Ah, the wonderful world of character encoding...

To quote the Solr wiki:
There are no known bugs with Solr's character handling, but there have been some reported issues with the way different application servers (and different versions of the same application server) treat incoming and outgoing multibyte characters. In particular, people have reported better success with Tomcat than with Jetty... (https://wiki.apache.org/solr/FAQ#Why_don.27t_International_Characters_Work.3F )

I'd probably start by enabling UTF-8 in Tomcat/Jetty and see if that resolves the issue. 

If not, I'd check the original files to see what its character encoding is, and then check each application that handles the documents to make sure it's using that encoding.

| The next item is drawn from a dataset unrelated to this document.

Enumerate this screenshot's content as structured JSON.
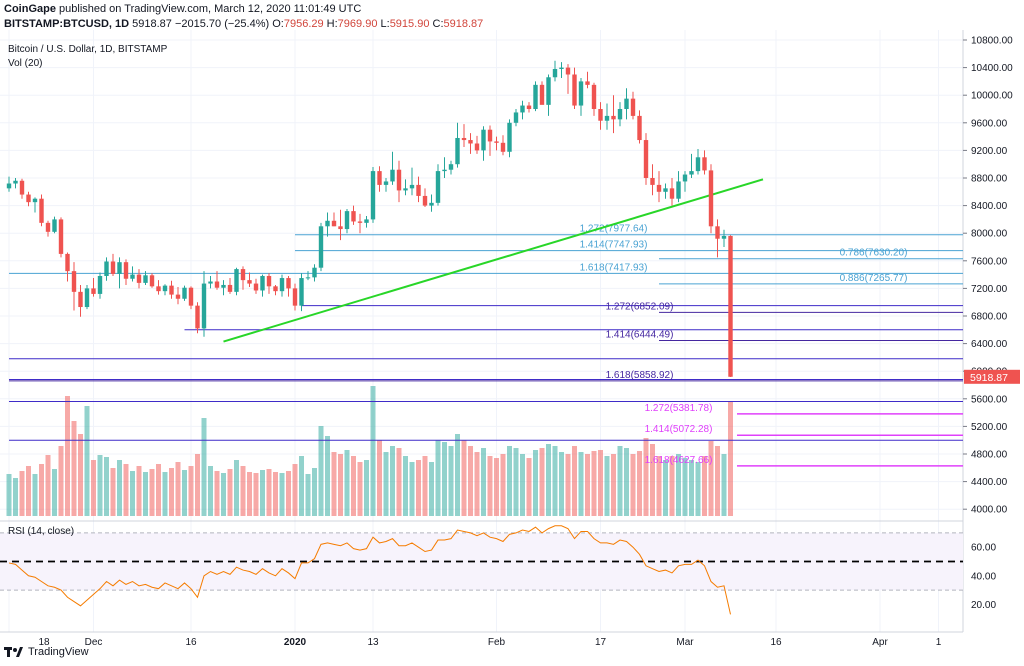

It might be that the original isn't in UTF-8, or if it is, that somewhere along the way the parser, the perl interface, or some other unknown culprit is attempting to change it.

Regards,
Karl Holten
Systems Integration Specialist
SWITCH Inc
414-382-6711

-----Original Message-----
From: Code for Libraries [mailto:[log in to unmask]] On Behalf Of Eric Lease Morgan
Sent: Thursday, February 12, 2015 2:38 PM
To: [log in to unmask]
Subject: Re: [CODE4LIB] indexing word documents using solr [diacritics]

How do I retain diacritics in a Solr index, and how to I search for words containing them?

I have extracted the plain text out of set of Word documents. I have then used a Perl interface (WebService::Solr) to add the plain text to a Solr index using a field type called text_general:

    <fieldType name="text_general" class="solr.TextField" positionIncrementGap="100">
      <analyzer type="index">
        <tokenizer class="solr.StandardTokenizerFactory" />
        <filter class="solr.StopFilterFactory" ignoreCase="true" words="stopwords.txt" />
        <filter class="solr.LowerCaseFilterFactory" />
      </analyzer>
      <analyzer type="query">
        <tokenizer class="solr.StandardTokenizerFactory" />
        <filter class="solr.StopFilterFactory" ignoreCase="true" words="stopwords.txt" />
        <filter class="solr.SynonymFilterFactory" synonyms="synonyms.txt" ignoreCase="true" expand="true" />
        <filter class="solr.LowerCaseFilterFactory" />
      </analyzer>
    </fieldType>

It seems as if I am unable to search for words like ejecución because the diacritic gets in the way. What am I doing wrong?

— 
Eric